Still, the wraparound story The Library – directed by Yuzna and starring that filmmaker’s favorite and ours, Jeffrey Combs – is much fun. Combs plays Lovecraft himself, visiting a very private library run by peculiar monks. He’s doing research. Or is he stealing the librarian’s key with hopes of finding the Necronomicon?

That is totally what he’s doing, and it’s a blast. Combs is great, but Tony Azito as the bemused/annoyed librarian is the real star here.

4) Edgar – Laurence Payne (The Tell-Tale Heart, 1960)

Are you a Poe fan? Well, it won’t matter because Ernest Morris’s period thriller bears little resemblance to Edgar’s classic.

So why include it? Because the murderer is a librarian! Laurence Payne plays brittle Edgar, a reference librarian who’s taken with his new neighbor, Betty (Adrienne Corri). He doesn’t know how to talk to women, but his best friend Carl (Dermot Walsh) sure does! And my, how Carl’s heart does beat loudly.

Corri’s exceptional in this film, but Payne is unlikable, entitled, perverted gold. This is an incel movie before we even knew what incel was.

3) Evan – Tomas Arana (The Church, 1989)

Michele Soavi’s dreamy gothic Giallo, co-penned by Dario Argento and co-starring a very young Asia Argento – is no masterpiece. It is endlessly watchable nonsense, though.

Evan (Tomas Arana) shows up late for his first day as cathedral librarian, stopping to flirt with fresco restorer Lisa (Barbara Cupisti) before heading into the library where he will be brazenly lazy and more than a little creepy.

The film takes on the dreamlike logic of a Fulci without losing the more pristine visuals that mark Argento’s earlier films.
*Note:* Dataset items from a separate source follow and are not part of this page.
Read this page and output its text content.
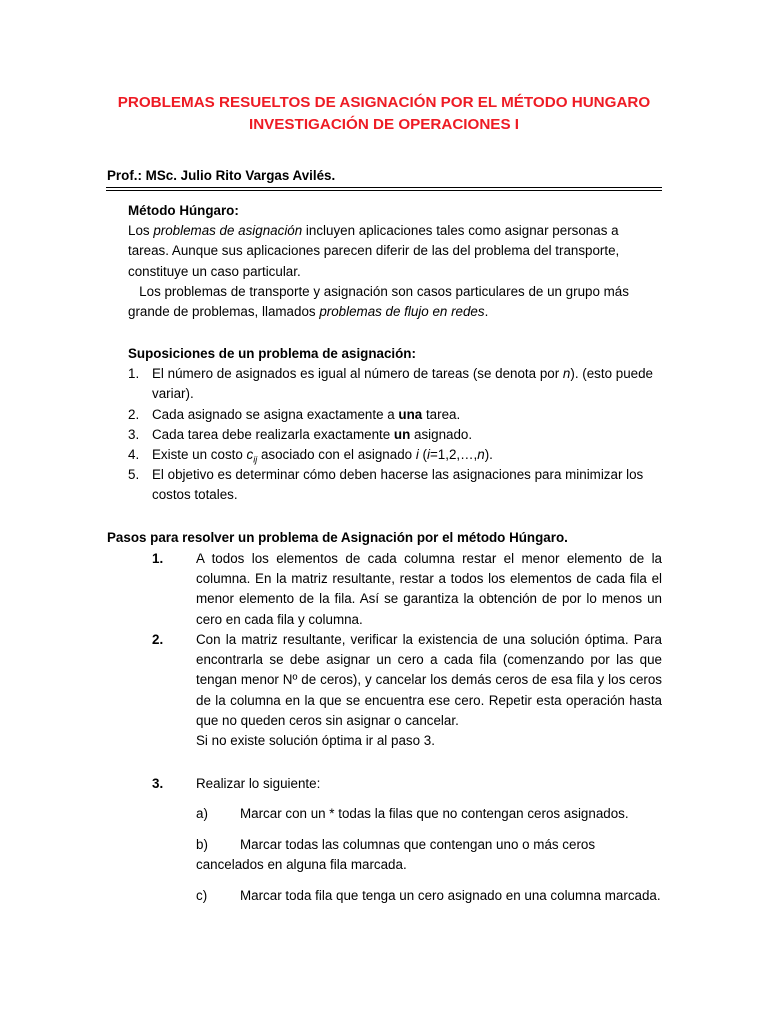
PROBLEMAS RESUELTOS DE ASIGNACIÓN POR EL MÉTODO HUNGARO
INVESTIGACIÓN DE OPERACIONES I
Prof.: MSc. Julio Rito Vargas Avilés.
Método Húngaro:
Los problemas de asignación incluyen aplicaciones tales como asignar personas a tareas. Aunque sus aplicaciones parecen diferir de las del problema del transporte, constituye un caso particular.
Los problemas de transporte y asignación son casos particulares de un grupo más grande de problemas, llamados problemas de flujo en redes.
Suposiciones de un problema de asignación:
1. El número de asignados es igual al número de tareas (se denota por n). (esto puede variar).
2. Cada asignado se asigna exactamente a una tarea.
3. Cada tarea debe realizarla exactamente un asignado.
4. Existe un costo $c_{ij}$ asociado con el asignado i (i=1,2,…,n).
5. El objetivo es determinar cómo deben hacerse las asignaciones para minimizar los costos totales.
Pasos para resolver un problema de Asignación por el método Húngaro.
1. A todos los elementos de cada columna restar el menor elemento de la columna. En la matriz resultante, restar a todos los elementos de cada fila el menor elemento de la fila. Así se garantiza la obtención de por lo menos un cero en cada fila y columna.
2. Con la matriz resultante, verificar la existencia de una solución óptima. Para encontrarla se debe asignar un cero a cada fila (comenzando por las que tengan menor Nº de ceros), y cancelar los demás ceros de esa fila y los ceros de la columna en la que se encuentra ese cero. Repetir esta operación hasta que no queden ceros sin asignar o cancelar.
Si no existe solución óptima ir al paso 3.
3. Realizar lo siguiente:
a) Marcar con un * todas la filas que no contengan ceros asignados.
b) Marcar todas las columnas que contengan uno o más ceros cancelados en alguna fila marcada.
c) Marcar toda fila que tenga un cero asignado en una columna marcada.
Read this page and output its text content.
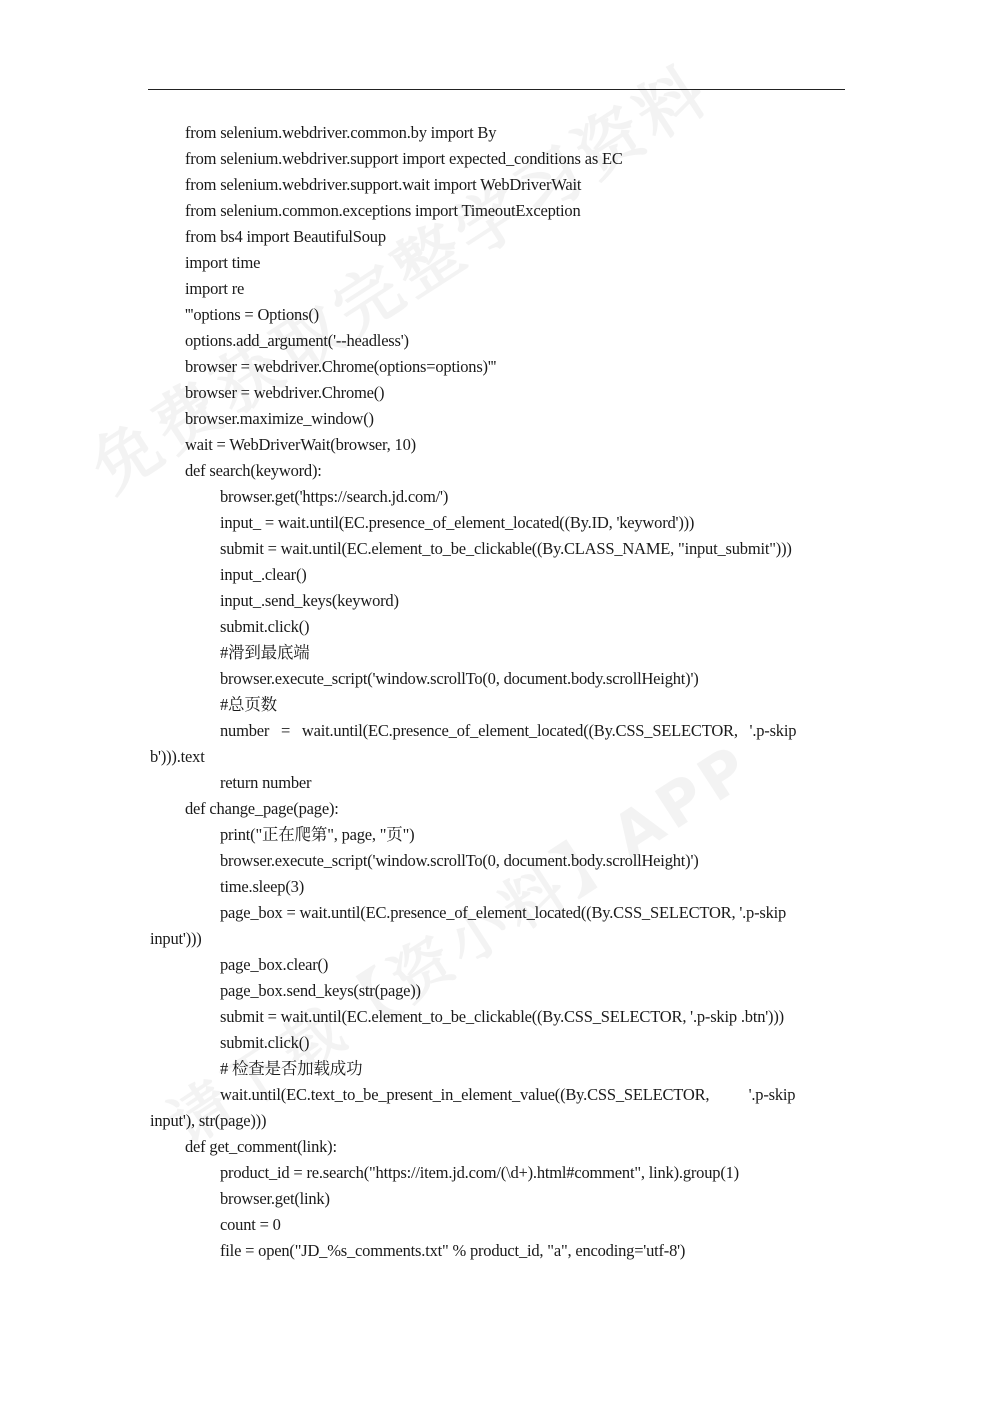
from selenium.webdriver.common.by import By
from selenium.webdriver.support import expected_conditions as EC
from selenium.webdriver.support.wait import WebDriverWait
from selenium.common.exceptions import TimeoutException
from bs4 import BeautifulSoup
import time
import re
'''options = Options()
options.add_argument('--headless')
browser = webdriver.Chrome(options=options)'''
browser = webdriver.Chrome()
browser.maximize_window()
wait = WebDriverWait(browser, 10)
def search(keyword):
browser.get('https://search.jd.com/')
input_ = wait.until(EC.presence_of_element_located((By.ID, 'keyword')))
submit = wait.until(EC.element_to_be_clickable((By.CLASS_NAME, "input_submit")))
input_.clear()
input_.send_keys(keyword)
submit.click()
#滑到最底端
browser.execute_script('window.scrollTo(0, document.body.scrollHeight)')
#总页数
number   =   wait.until(EC.presence_of_element_located((By.CSS_SELECTOR,   '.p-skip
b'))).text
return number
def change_page(page):
print("正在爬第", page, "页")
browser.execute_script('window.scrollTo(0, document.body.scrollHeight)')
time.sleep(3)
page_box = wait.until(EC.presence_of_element_located((By.CSS_SELECTOR, '.p-skip
input')))
page_box.clear()
page_box.send_keys(str(page))
submit = wait.until(EC.element_to_be_clickable((By.CSS_SELECTOR, '.p-skip .btn')))
submit.click()
# 检查是否加载成功
wait.until(EC.text_to_be_present_in_element_value((By.CSS_SELECTOR,          '.p-skip
input'), str(page)))
def get_comment(link):
product_id = re.search("https://item.jd.com/(\d+).html#comment", link).group(1)
browser.get(link)
count = 0
file = open("JD_%s_comments.txt" % product_id, "a", encoding='utf-8')
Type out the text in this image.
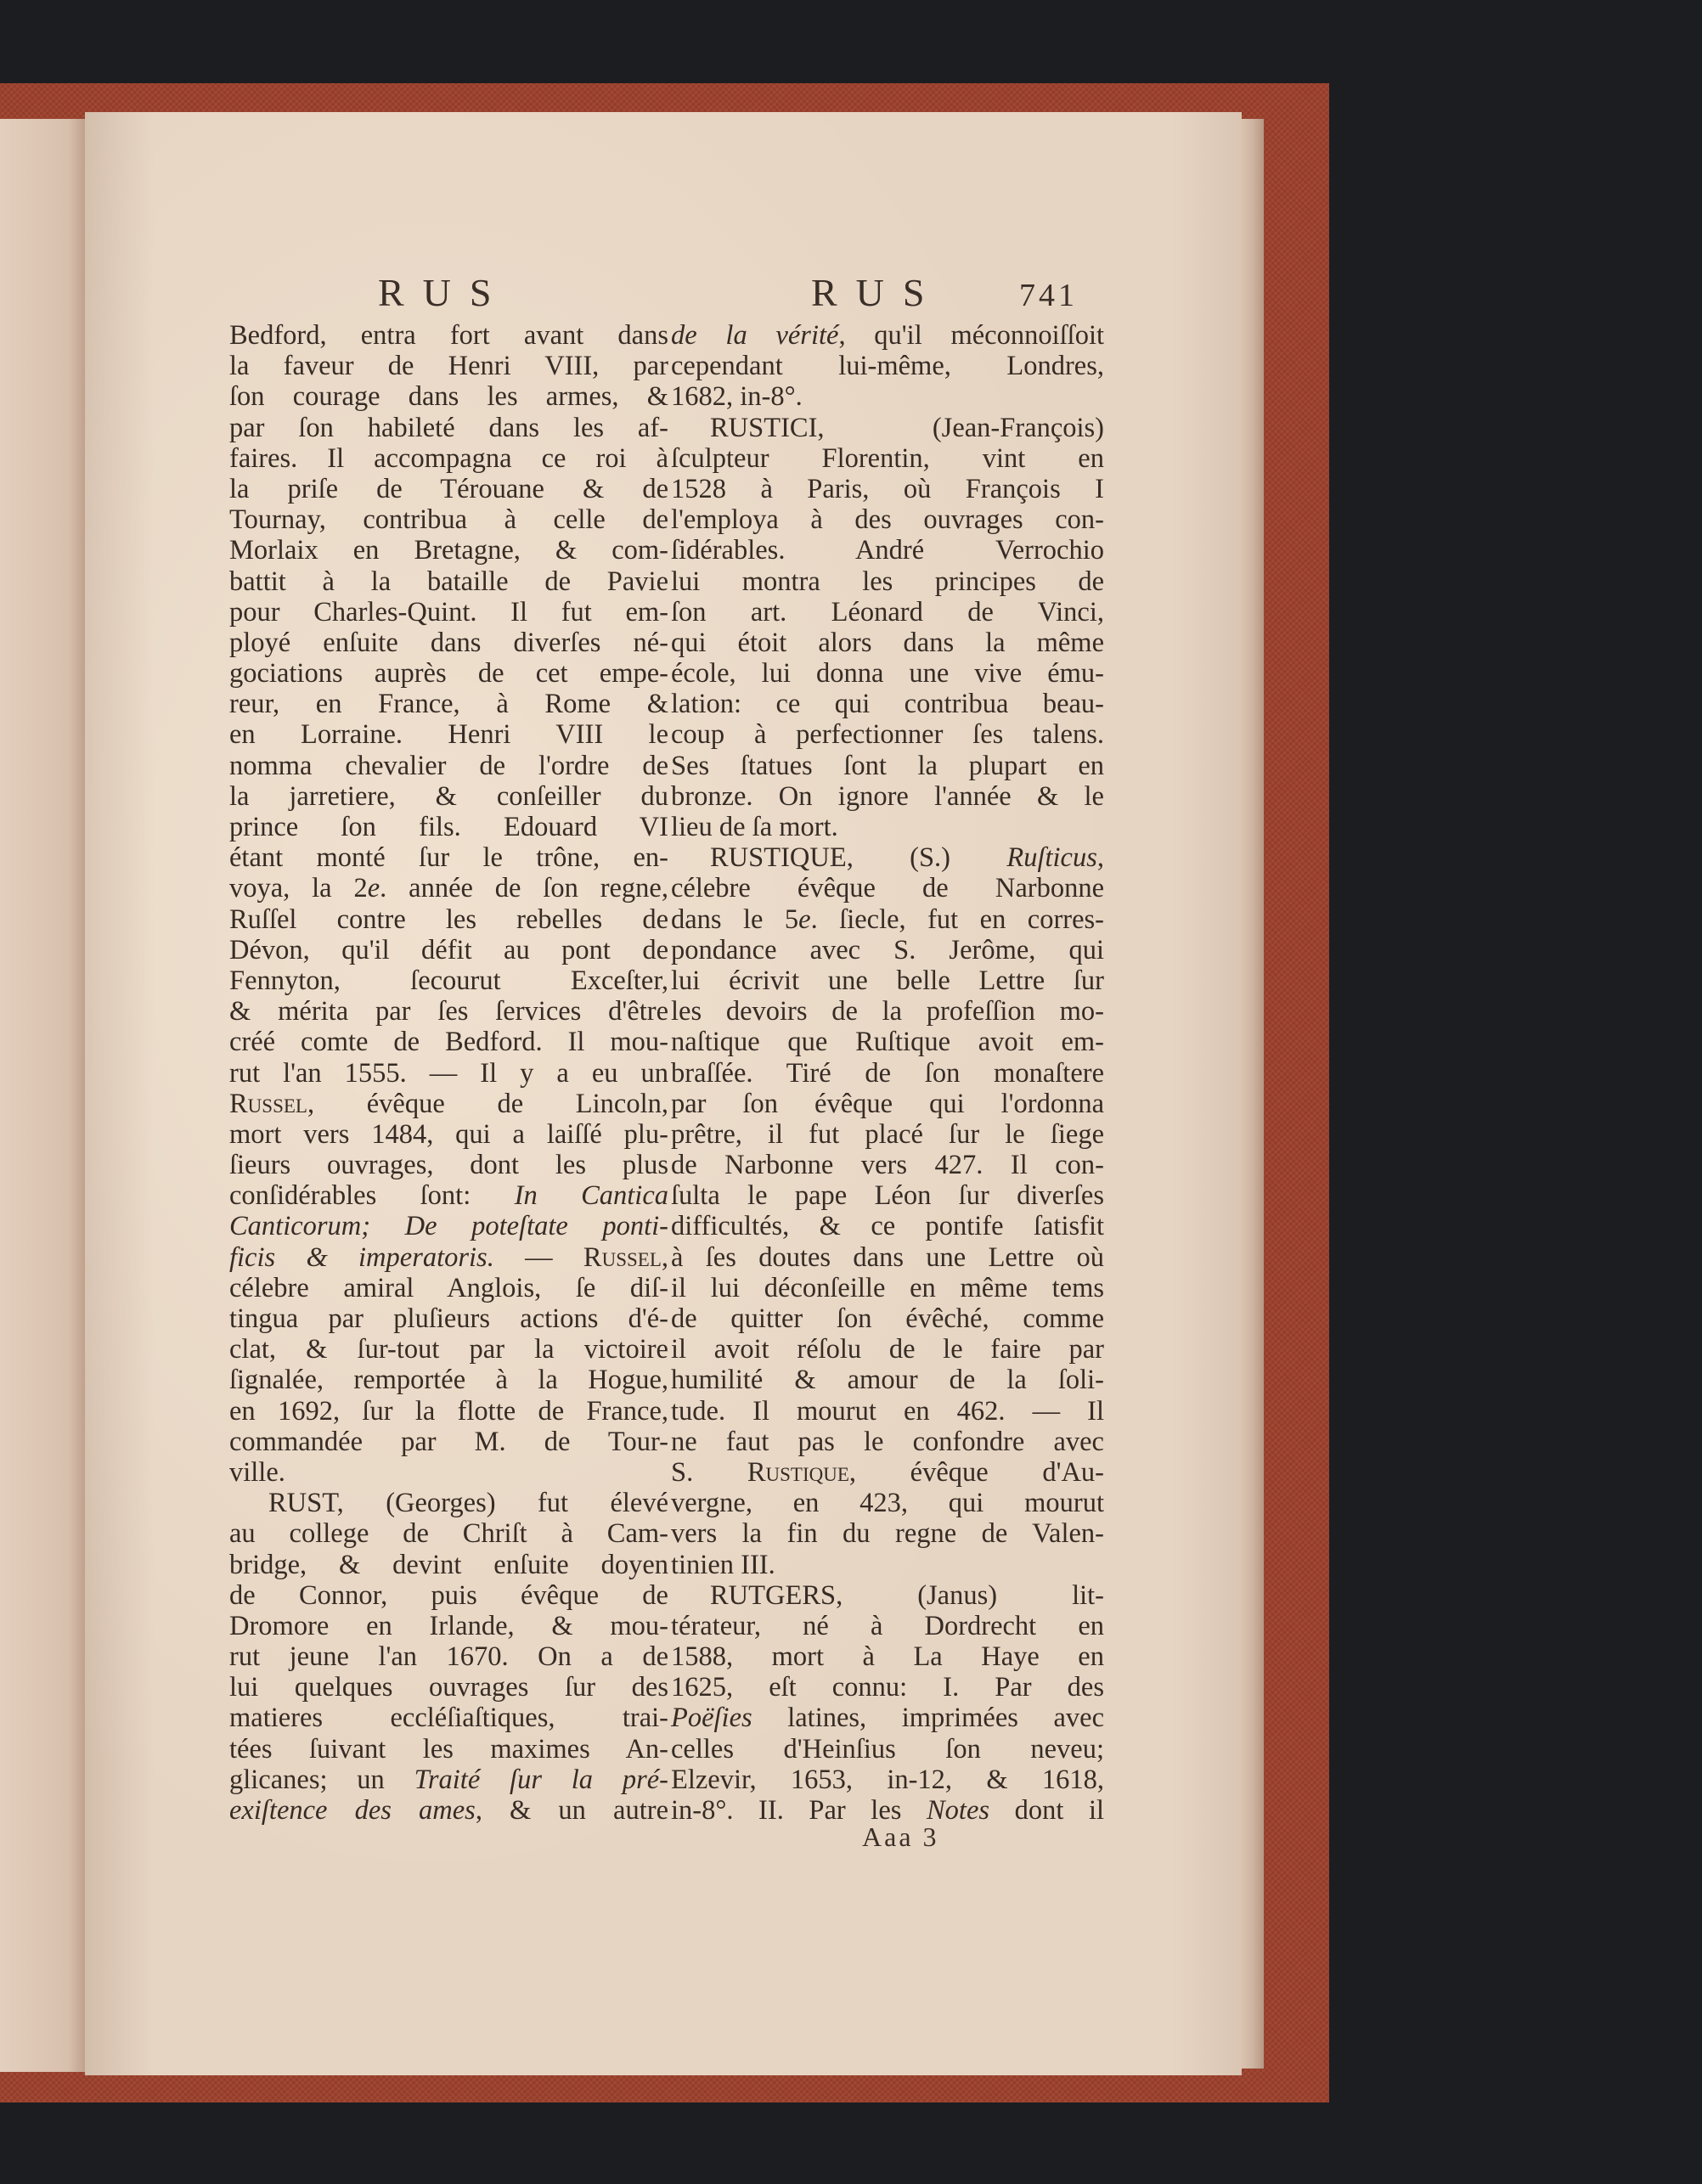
RUS	RUS 741
Bedford, entra fort avant dans
la faveur de Henri VIII, par
ſon courage dans les armes, &
par ſon habileté dans les af-
faires. Il accompagna ce roi à
la priſe de Térouane & de
Tournay, contribua à celle de
Morlaix en Bretagne, & com-
battit à la bataille de Pavie
pour Charles-Quint. Il fut em-
ployé enſuite dans diverſes né-
gociations auprès de cet empe-
reur, en France, à Rome &
en Lorraine. Henri VIII le
nomma chevalier de l'ordre de
la jarretiere, & conſeiller du
prince ſon fils. Edouard VI
étant monté ſur le trône, en-
voya, la 2e. année de ſon regne,
Ruſſel contre les rebelles de
Dévon, qu'il défit au pont de
Fennyton, ſecourut Exceſter,
& mérita par ſes ſervices d'être
créé comte de Bedford. Il mou-
rut l'an 1555. — Il y a eu un
Russel, évêque de Lincoln,
mort vers 1484, qui a laiſſé plu-
ſieurs ouvrages, dont les plus
conſidérables ſont: In Cantica
Canticorum; De poteſtate ponti-
ficis & imperatoris. — Russel,
célebre amiral Anglois, ſe diſ-
tingua par pluſieurs actions d'é-
clat, & ſur-tout par la victoire
ſignalée, remportée à la Hogue,
en 1692, ſur la flotte de France,
commandée par M. de Tour-
ville.
RUST, (Georges) fut élevé
au college de Chriſt à Cam-
bridge, & devint enſuite doyen
de Connor, puis évêque de
Dromore en Irlande, & mou-
rut jeune l'an 1670. On a de
lui quelques ouvrages ſur des
matieres eccléſiaſtiques, trai-
tées ſuivant les maximes An-
glicanes; un Traité ſur la pré-
exiſtence des ames, & un autre
de la vérité, qu'il méconnoiſſoit
cependant lui-même, Londres,
1682, in-8°.
RUSTICI, (Jean-François)
ſculpteur Florentin, vint en
1528 à Paris, où François I
l'employa à des ouvrages con-
ſidérables. André Verrochio
lui montra les principes de
ſon art. Léonard de Vinci,
qui étoit alors dans la même
école, lui donna une vive ému-
lation: ce qui contribua beau-
coup à perfectionner ſes talens.
Ses ſtatues ſont la plupart en
bronze. On ignore l'année & le
lieu de ſa mort.
RUSTIQUE, (S.) Ruſticus,
célebre évêque de Narbonne
dans le 5e. ſiecle, fut en corres-
pondance avec S. Jerôme, qui
lui écrivit une belle Lettre ſur
les devoirs de la profeſſion mo-
naſtique que Ruſtique avoit em-
braſſée. Tiré de ſon monaſtere
par ſon évêque qui l'ordonna
prêtre, il fut placé ſur le ſiege
de Narbonne vers 427. Il con-
ſulta le pape Léon ſur diverſes
difficultés, & ce pontife ſatisfit
à ſes doutes dans une Lettre où
il lui déconſeille en même tems
de quitter ſon évêché, comme
il avoit réſolu de le faire par
humilité & amour de la ſoli-
tude. Il mourut en 462. — Il
ne faut pas le confondre avec
S. Rustique, évêque d'Au-
vergne, en 423, qui mourut
vers la fin du regne de Valen-
tinien III.
RUTGERS, (Janus) lit-
térateur, né à Dordrecht en
1588, mort à La Haye en
1625, eſt connu: I. Par des
Poëſies latines, imprimées avec
celles d'Heinſius ſon neveu;
Elzevir, 1653, in-12, & 1618,
in-8°. II. Par les Notes dont il
Aaa 3
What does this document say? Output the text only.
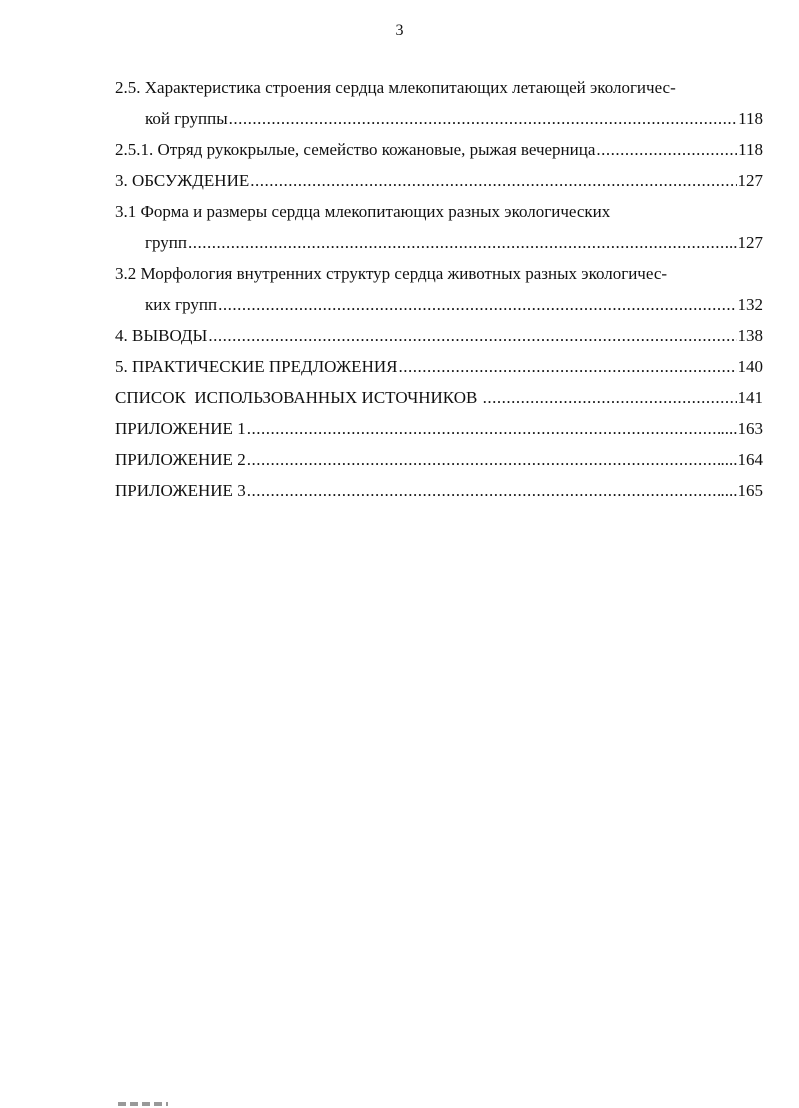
3
2.5. Характеристика строения сердца млекопитающих летающей экологичес-
кой группы .....	118
2.5.1. Отряд рукокрылые, семейство кожановые, рыжая вечерница .....	118
3. ОБСУЖДЕНИЕ .....	127
3.1 Форма и размеры сердца млекопитающих разных экологических
групп .....	...127
3.2 Морфология внутренних структур сердца животных разных экологичес-
ких групп .....	132
4. ВЫВОДЫ .....	138
5. ПРАКТИЧЕСКИЕ ПРЕДЛОЖЕНИЯ .....	140
СПИСОК  ИСПОЛЬЗОВАННЫХ ИСТОЧНИКОВ .....	141
ПРИЛОЖЕНИЕ 1 .....	....163
ПРИЛОЖЕНИЕ 2 .....	....164
ПРИЛОЖЕНИЕ 3 .....	....165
Its underlying themes are kind of appalling (wait, we’re good with the inquisitors who murdered that village?), but it looks great.

2) Evie – Rachel Weisz (The Mummy, 1999)

Is it a horror movie? Well, it is a monster movie, so close enough. Stephen Sommers’s 1999 swashbuckler boasted fun FX, an excellent villain, the newly beloved Brendan Fraser, and one kick-ass librarian.

Rachel Weisz, more attractive than ought to be allowable, plays Evie Carnahan. Her opening segment of destruction in the library itself is sheer visual poetry, but she’s more than brains and clumsiness. Evie stands up for herself, outsmarts bad guys, accidentally reanimates ancient evil, and really loves her job.

1) Halloway – Jason Robards (Something Wicked This Way Comes, 1983)

There’s a reason Evie Carnahan and Charles Halloway top our list of librarians in horror. Because they are heroes, as are all librarians.

Jack Clayton’s take on Ray Bradbury wields nostalgia with melancholy precision, recognizes time as the enemy, and boasts exceptional performances from its villain Jonathan Pryce as Mr. Dark, and its hero, Jason Robards as town librarian and all-around good guy, Charles Halloway. The fact that the final showdown takes place right in the library is the icing on the cake.